Ivan Dejmal (1946–2008) was an important Czechoslovak student activist in the 1960s and a representative of the Movement of Revolutionary Youth. He was active at the University of Agriculture in Prague where he studied at the Agronomic Faculty from 1965–1970. He was lead activist of the Independent Students’ Organization at this university and represented it also at the Prague Youth Parliament and the Union of University Students. He also participated in activities with the Movement of Revolutionary Youth, for which he was arrested in early 1970 and sentenced to unconditional imprisonment for two years.
Ivan Dejmal kept materials related to his activities in the students’ movement. He not only made a collection of his own documents (handwritten notes or drafts of his texts) but also of working documents and parts of archives of the Independent Students‘ Organization containing, among others, also the materials of the Prague Youth Parliament and of the Union of University Students. Parts of the Czechoslovak Youth Union’s University Council archive also became part of the Ivan Dejmal collection. After the occupation of Czechoslovakia in August 1968, Ivan Dejmal and Jiří Müller took these papers from the seat of the Czechoslovak Youth Union and later on Ivan Dejmal kept documents concerning the University of Agriculture in Prague.
Ivan Dejmal split his collection of documents into several parts after the August 1968 occupation and in fearing it would be confiscated, he hid the documents at his friends’ homes who successively hid them in two places. Parts of the collection were damaged by water but they mostly remained legible. Ivan Dejmal reclaimed the collection in 1990, and in 1998 and 2000 he gave it to the Libri Prohibiti Library where it has been stored until now. In 2001 the collection was organised by historian Jaroslav Pažout within the European Union EIDHR grant.

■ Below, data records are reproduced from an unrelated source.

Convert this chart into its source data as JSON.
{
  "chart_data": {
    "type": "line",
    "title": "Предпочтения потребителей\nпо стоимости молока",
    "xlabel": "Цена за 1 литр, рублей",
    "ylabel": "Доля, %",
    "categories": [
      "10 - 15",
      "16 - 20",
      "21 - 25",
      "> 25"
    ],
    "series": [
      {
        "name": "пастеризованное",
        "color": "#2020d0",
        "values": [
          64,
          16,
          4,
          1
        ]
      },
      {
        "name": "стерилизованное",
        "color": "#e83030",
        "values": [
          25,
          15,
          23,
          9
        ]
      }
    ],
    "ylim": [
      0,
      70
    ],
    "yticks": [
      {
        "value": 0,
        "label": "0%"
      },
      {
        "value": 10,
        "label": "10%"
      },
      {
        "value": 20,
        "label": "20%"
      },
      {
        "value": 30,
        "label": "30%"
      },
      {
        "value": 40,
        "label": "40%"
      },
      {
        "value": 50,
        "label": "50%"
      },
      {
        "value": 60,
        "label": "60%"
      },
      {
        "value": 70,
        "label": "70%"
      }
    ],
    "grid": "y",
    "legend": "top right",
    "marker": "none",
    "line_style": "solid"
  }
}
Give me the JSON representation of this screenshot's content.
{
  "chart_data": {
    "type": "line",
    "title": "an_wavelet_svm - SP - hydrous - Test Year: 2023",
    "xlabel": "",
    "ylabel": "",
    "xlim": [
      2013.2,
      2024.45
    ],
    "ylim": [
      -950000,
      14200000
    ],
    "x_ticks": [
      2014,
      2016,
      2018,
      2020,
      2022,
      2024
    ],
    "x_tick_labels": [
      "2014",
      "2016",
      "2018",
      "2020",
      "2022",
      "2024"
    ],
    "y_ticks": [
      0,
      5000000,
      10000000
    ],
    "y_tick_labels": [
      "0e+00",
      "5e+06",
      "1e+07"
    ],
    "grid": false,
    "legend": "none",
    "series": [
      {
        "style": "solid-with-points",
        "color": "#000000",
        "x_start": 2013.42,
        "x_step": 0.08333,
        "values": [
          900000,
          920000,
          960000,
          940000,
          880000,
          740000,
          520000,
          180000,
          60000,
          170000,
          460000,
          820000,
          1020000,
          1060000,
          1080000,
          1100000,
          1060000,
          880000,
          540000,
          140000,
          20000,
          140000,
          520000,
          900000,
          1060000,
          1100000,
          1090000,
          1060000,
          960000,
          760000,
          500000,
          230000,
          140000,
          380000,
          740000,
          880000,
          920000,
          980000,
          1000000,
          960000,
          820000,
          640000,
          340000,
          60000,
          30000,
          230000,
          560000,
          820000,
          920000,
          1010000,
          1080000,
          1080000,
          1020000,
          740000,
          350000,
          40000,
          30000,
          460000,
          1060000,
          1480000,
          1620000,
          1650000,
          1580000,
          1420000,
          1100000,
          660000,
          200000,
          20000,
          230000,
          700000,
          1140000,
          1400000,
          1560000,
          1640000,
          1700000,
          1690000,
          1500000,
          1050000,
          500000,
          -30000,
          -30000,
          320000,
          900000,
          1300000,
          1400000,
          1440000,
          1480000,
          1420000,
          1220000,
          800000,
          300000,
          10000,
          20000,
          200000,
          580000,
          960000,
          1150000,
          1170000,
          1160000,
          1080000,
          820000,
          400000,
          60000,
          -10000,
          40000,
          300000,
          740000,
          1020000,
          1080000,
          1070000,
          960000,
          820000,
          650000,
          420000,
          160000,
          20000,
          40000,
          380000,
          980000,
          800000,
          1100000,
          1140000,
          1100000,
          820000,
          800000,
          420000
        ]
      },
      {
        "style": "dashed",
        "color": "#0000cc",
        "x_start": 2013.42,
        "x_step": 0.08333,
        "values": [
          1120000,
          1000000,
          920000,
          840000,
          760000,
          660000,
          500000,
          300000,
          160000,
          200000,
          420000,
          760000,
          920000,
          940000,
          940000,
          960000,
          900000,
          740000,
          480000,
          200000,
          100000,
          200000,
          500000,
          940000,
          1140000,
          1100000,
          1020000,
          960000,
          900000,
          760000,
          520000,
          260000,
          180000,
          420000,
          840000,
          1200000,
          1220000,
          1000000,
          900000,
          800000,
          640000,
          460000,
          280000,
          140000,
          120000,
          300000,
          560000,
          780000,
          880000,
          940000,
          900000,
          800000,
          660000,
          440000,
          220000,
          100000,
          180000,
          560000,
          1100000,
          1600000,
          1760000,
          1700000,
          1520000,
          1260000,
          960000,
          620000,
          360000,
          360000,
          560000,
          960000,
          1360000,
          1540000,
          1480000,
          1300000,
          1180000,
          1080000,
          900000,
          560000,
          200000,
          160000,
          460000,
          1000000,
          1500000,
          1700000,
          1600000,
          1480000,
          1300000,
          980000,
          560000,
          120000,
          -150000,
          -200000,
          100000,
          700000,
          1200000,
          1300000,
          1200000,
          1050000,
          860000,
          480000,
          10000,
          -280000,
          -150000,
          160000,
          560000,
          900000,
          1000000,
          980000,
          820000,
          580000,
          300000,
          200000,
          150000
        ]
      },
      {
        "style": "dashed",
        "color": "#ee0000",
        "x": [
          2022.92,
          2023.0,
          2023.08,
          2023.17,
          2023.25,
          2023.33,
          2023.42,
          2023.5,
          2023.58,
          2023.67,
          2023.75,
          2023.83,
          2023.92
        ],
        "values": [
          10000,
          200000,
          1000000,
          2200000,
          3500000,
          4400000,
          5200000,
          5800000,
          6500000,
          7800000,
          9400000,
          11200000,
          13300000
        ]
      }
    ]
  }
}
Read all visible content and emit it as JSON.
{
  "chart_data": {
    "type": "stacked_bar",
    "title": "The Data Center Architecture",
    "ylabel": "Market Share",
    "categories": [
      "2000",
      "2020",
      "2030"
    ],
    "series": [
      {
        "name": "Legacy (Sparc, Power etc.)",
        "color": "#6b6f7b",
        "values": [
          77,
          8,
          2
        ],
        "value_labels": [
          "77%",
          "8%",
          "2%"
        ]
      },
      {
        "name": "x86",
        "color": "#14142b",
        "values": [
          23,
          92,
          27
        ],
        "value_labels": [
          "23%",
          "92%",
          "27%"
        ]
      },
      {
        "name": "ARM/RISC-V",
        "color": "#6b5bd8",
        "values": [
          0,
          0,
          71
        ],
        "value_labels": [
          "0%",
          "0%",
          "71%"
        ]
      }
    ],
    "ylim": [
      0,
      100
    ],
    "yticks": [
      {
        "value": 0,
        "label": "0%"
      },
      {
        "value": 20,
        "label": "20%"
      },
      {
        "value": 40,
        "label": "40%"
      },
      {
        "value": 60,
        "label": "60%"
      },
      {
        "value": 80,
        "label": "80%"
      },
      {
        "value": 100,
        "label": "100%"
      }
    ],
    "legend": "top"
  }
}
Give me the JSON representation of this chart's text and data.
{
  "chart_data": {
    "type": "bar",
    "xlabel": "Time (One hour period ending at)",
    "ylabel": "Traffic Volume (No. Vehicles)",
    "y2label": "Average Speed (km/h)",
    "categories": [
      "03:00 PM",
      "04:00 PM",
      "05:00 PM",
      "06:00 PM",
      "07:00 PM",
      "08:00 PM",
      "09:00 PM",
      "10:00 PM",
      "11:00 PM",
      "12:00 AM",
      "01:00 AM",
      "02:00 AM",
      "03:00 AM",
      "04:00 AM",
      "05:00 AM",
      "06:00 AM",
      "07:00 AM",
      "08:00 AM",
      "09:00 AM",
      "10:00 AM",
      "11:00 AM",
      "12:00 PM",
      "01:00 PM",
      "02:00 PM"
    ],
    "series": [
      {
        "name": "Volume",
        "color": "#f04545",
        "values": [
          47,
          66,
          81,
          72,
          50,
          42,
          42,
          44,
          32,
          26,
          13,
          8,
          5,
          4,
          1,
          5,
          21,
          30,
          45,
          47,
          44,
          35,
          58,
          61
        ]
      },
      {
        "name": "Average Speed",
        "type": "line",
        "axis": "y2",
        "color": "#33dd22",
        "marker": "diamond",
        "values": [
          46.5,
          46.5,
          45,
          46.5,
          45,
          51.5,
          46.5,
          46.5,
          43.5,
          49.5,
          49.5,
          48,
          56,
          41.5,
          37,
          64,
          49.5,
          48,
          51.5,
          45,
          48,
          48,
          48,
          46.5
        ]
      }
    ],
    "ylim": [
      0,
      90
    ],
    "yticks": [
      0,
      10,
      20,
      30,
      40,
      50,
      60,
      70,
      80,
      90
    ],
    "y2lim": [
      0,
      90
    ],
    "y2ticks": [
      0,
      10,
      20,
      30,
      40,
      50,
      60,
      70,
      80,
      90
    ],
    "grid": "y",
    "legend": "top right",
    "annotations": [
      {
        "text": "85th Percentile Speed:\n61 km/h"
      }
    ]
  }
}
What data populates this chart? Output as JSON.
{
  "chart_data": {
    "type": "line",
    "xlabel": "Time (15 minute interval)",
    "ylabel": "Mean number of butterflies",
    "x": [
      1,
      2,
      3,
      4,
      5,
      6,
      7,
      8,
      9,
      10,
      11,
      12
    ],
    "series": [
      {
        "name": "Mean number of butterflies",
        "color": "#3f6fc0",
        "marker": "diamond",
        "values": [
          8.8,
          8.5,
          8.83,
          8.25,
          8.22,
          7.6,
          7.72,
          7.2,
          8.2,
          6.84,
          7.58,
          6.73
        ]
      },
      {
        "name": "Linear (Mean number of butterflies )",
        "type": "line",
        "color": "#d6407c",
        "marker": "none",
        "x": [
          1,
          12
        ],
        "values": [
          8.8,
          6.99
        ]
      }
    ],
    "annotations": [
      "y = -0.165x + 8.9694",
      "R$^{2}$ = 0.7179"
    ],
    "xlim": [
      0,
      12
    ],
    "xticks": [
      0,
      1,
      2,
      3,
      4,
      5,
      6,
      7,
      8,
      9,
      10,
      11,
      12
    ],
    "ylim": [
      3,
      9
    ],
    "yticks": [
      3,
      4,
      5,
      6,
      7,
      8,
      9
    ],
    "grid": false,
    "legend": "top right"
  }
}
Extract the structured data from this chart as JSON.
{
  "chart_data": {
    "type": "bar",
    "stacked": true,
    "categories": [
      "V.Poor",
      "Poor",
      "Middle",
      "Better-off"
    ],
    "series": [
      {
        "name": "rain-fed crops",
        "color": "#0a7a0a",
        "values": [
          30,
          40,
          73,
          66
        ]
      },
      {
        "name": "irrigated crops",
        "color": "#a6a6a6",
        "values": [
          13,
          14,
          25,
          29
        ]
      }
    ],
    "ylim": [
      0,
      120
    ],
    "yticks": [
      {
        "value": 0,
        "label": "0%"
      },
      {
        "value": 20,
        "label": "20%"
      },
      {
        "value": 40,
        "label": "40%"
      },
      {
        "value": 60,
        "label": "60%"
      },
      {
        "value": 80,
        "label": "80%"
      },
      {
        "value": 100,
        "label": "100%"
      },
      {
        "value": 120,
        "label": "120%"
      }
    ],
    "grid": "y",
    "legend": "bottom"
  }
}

There are not many sources kept about the students’ movements in Czechoslovakia in the 1960s and most of them are stored in unorganised collections that are difficult to access. That is why the Ivan Dejmal Collection is a very important and valuable testimony about the oppositional activities of students in Czechoslovakia in the mentioned period including the famous “year of student-led revolts” 1968.
The Libri Prohibiti Library, where the Ivan Dejmal Collection is now stored, does not only make books and magazines accessible to the public, but it also organises various activities such as exhibitions (focusing on exile and samizdat visual artists, photographers and other topics) or literary evenings (dedicated mostly to samizdat and exile authors). The library also hosts an annual award ceremony by the PANT Civic Society which gives the Jaromír Šavrda Prize for Testimonial about the Totality.
The Libri Prohibiti has also participated in the creation of many publications, films (mainly documentaries) and exhibitions; it cooperates with radio stations, theatres, and several websites.